Data compatibility: The term compatibility indicates that it is reasonable to use two data sets together. Maps digitised from sources at different scales may be incompatible. For example, although GIS provides the technology for overlaying coverages digitised from maps at 1:10,000 and 1:250,000 scales, this would not be a very useful exercise due to differences in accuracy, precision and generalisation.
To ensure compatibility, data sets should be developed using the same methods of data capture, storage, manipulation and editing (collectively referred to as consistency). Inconsistencies may occur within a data set if the data were digitised by different people or from different sources (e.g. different map sheets, possibly surveyed at different times).
Data Applicability: The term applicability refers to the suitability of a particular data set for a particular purpose. For example, attribute data may become outdated and therefore unsuitable for modelling that particular attribute a few years later, especially if the attribute is likely to have changed in the interim.

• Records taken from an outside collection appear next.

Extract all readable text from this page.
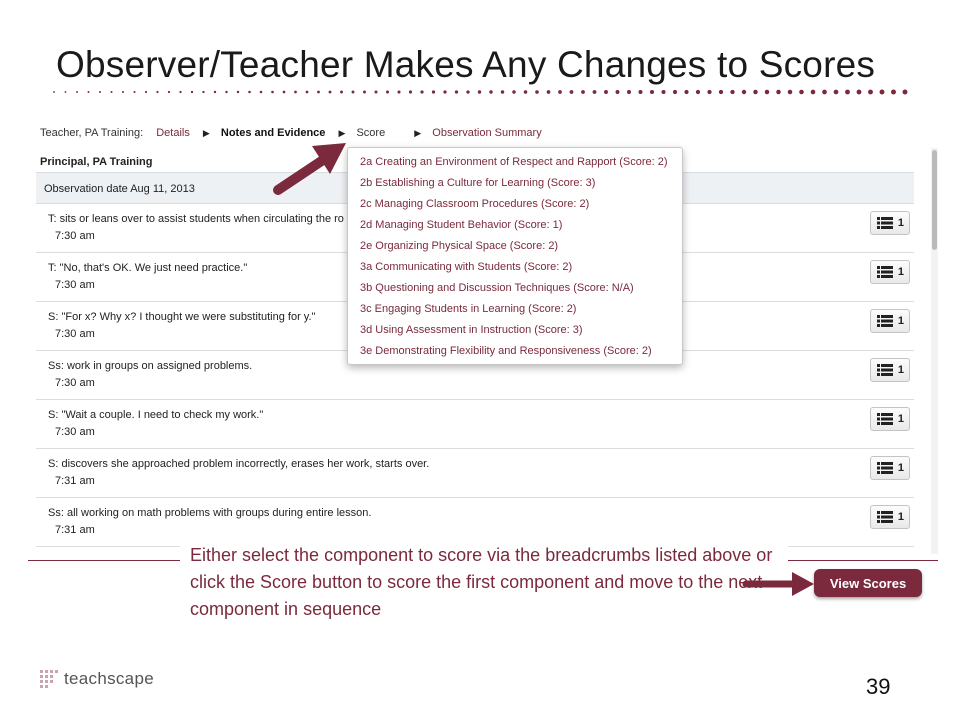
Observer/Teacher Makes Any Changes to Scores
Teacher, PA Training: Details ▶ Notes and Evidence ▶ Score	▶ Observation Summary
Principal, PA Training
Observation date Aug 11, 2013
T: sits or leans over to assist students when circulating the ro
7:30 am
1
T: "No, that's OK. We just need practice."
7:30 am
1
S: "For x? Why x? I thought we were substituting for y."
7:30 am
1
Ss: work in groups on assigned problems.
7:30 am
1
S: "Wait a couple. I need to check my work."
7:30 am
1
S: discovers she approached problem incorrectly, erases her work, starts over.
7:31 am
1
Ss: all working on math problems with groups during entire lesson.
7:31 am
1
2a Creating an Environment of Respect and Rapport (Score: 2)
2b Establishing a Culture for Learning (Score: 3)
2c Managing Classroom Procedures (Score: 2)
2d Managing Student Behavior (Score: 1)
2e Organizing Physical Space (Score: 2)
3a Communicating with Students (Score: 2)
3b Questioning and Discussion Techniques (Score: N/A)
3c Engaging Students in Learning (Score: 2)
3d Using Assessment in Instruction (Score: 3)
3e Demonstrating Flexibility and Responsiveness (Score: 2)
Either select the component to score via the breadcrumbs listed above or click the Score button to score the first component and move to the next component in sequence
View Scores
teachscape	39
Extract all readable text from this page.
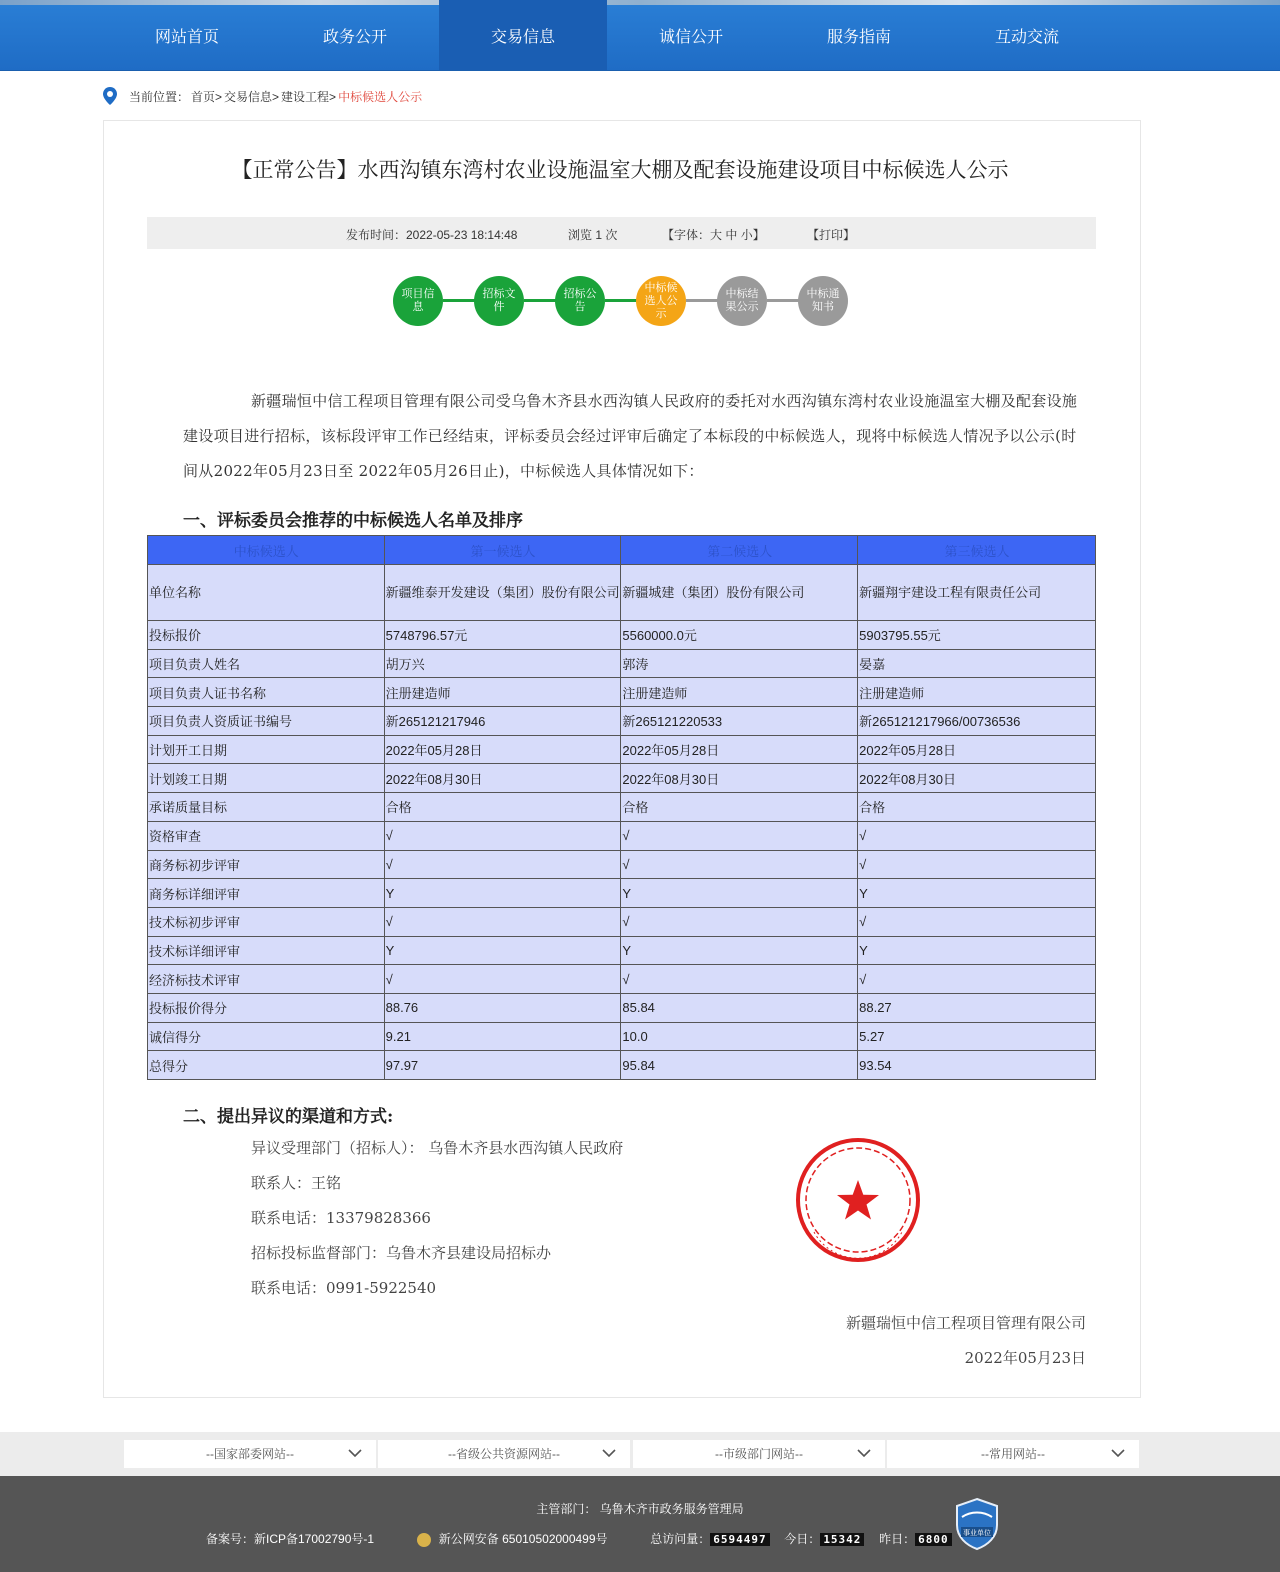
网站首页	政务公开	交易信息	诚信公开	服务指南	互动交流
当前位置： 首页> 交易信息> 建设工程> 中标候选人公示
【正常公告】水西沟镇东湾村农业设施温室大棚及配套设施建设项目中标候选人公示
发布时间：2022-05-23 18:14:48	浏览 1 次	【字体：大 中 小】	【打印】
项目信息
招标文件
招标公告
中标候选人公示
中标结果公示
中标通知书
新疆瑞恒中信工程项目管理有限公司受乌鲁木齐县水西沟镇人民政府的委托对水西沟镇东湾村农业设施温室大棚及配套设施建设项目进行招标，该标段评审工作已经结束，评标委员会经过评审后确定了本标段的中标候选人，现将中标候选人情况予以公示(时间从2022年05月23日至 2022年05月26日止)，中标候选人具体情况如下：
一、评标委员会推荐的中标候选人名单及排序
中标候选人	第一候选人	第二候选人	第三候选人
单位名称	新疆维泰开发建设（集团）股份有限公司	新疆城建（集团）股份有限公司	新疆翔宇建设工程有限责任公司
投标报价	5748796.57元	5560000.0元	5903795.55元
项目负责人姓名	胡万兴	郭涛	晏嘉
项目负责人证书名称	注册建造师	注册建造师	注册建造师
项目负责人资质证书编号	新265121217946	新265121220533	新265121217966/00736536
计划开工日期	2022年05月28日	2022年05月28日	2022年05月28日
计划竣工日期	2022年08月30日	2022年08月30日	2022年08月30日
承诺质量目标	合格	合格	合格
资格审查	√	√	√
商务标初步评审	√	√	√
商务标详细评审	Y	Y	Y
技术标初步评审	√	√	√
技术标详细评审	Y	Y	Y
经济标技术评审	√	√	√
投标报价得分	88.76	85.84	88.27
诚信得分	9.21	10.0	5.27
总得分	97.97	95.84	93.54
二、提出异议的渠道和方式:
异议受理部门（招标人）： 乌鲁木齐县水西沟镇人民政府
联系人：王铭
联系电话：13379828366
招标投标监督部门：乌鲁木齐县建设局招标办
联系电话：0991-5922540
新疆瑞恒中信工程项目管理有限公司
2022年05月23日
--国家部委网站--	--省级公共资源网站--	--市级部门网站--	--常用网站--
主管部门： 乌鲁木齐市政务服务管理局
备案号：新ICP备17002790号-1	新公网安备 65010502000499号	总访问量： 6594497 今日： 15342 昨日： 6800	事业单位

Data Precision: Precision refers to the recorded level of detail. A distance recorded as 173.345 metres is more precise than if it is recorded as 173 metres. However, it is quite possible for data to be accurate (within a certain tolerance) without being precise. It is also possible to be precise without being accurate. Indeed, data recorded with a high degree of precision may give a misleading impression of accuracy.
Data Accuracy: Accuracy is the extent to which a measured data value approaches its true value. No dataset is 100 per cent accurate. Accuracy could be quantified using tolerance bands - i.e. the distance between two points might be given as 173 metres plus or minus 2 metres. These bands are generally expressed in probabilistic terms (i.e. 173 metres plus or minus 2 metres with 95 per cent confidence).
Currency: Is my data “up-to-date”? introduces a time dimension and refers to the extent to which the data have gone past their 'sell by' date. Administrative boundaries tend to exhibit a high degree of geographical inertia, but they are sometimes revised from time to time. Other features may change location on a more frequent basis: rivers may follow a different channel after flooding; roads may be straightened; the boundaries between different types of vegetation cover may change as a result of deforestation or natural ecological processes; and so forth. The attribute data associated with spatial features will also change with time.
These components play an important role in assessment of data quality for several reasons:
1. Even when source data, such as official topographic maps, have been subject to stringent quality control, errors are introduced when these data are input to GIS.
2. Unlike a conventional map, which is essentially a single product, a GIS database normally contains data from different sources of varying quality.
3. Unlike topographic or cadastral databases, natural resource databases contain data that are inherently uncertain and therefore not suited to conventional quality control procedures.
4. Most GIS analysis operations will themselves introduce errors.
It is possible to make a further distinction between errors in the source data and processing errors resulting from spatial analysis and modelling operations carried out by the system on the base data. The nature of positional errors that can arise during data collection and compilation, including those occurring during digital data capture, are generally well understood, and a variety of tried and tested techniques is available to describe and evaluate them.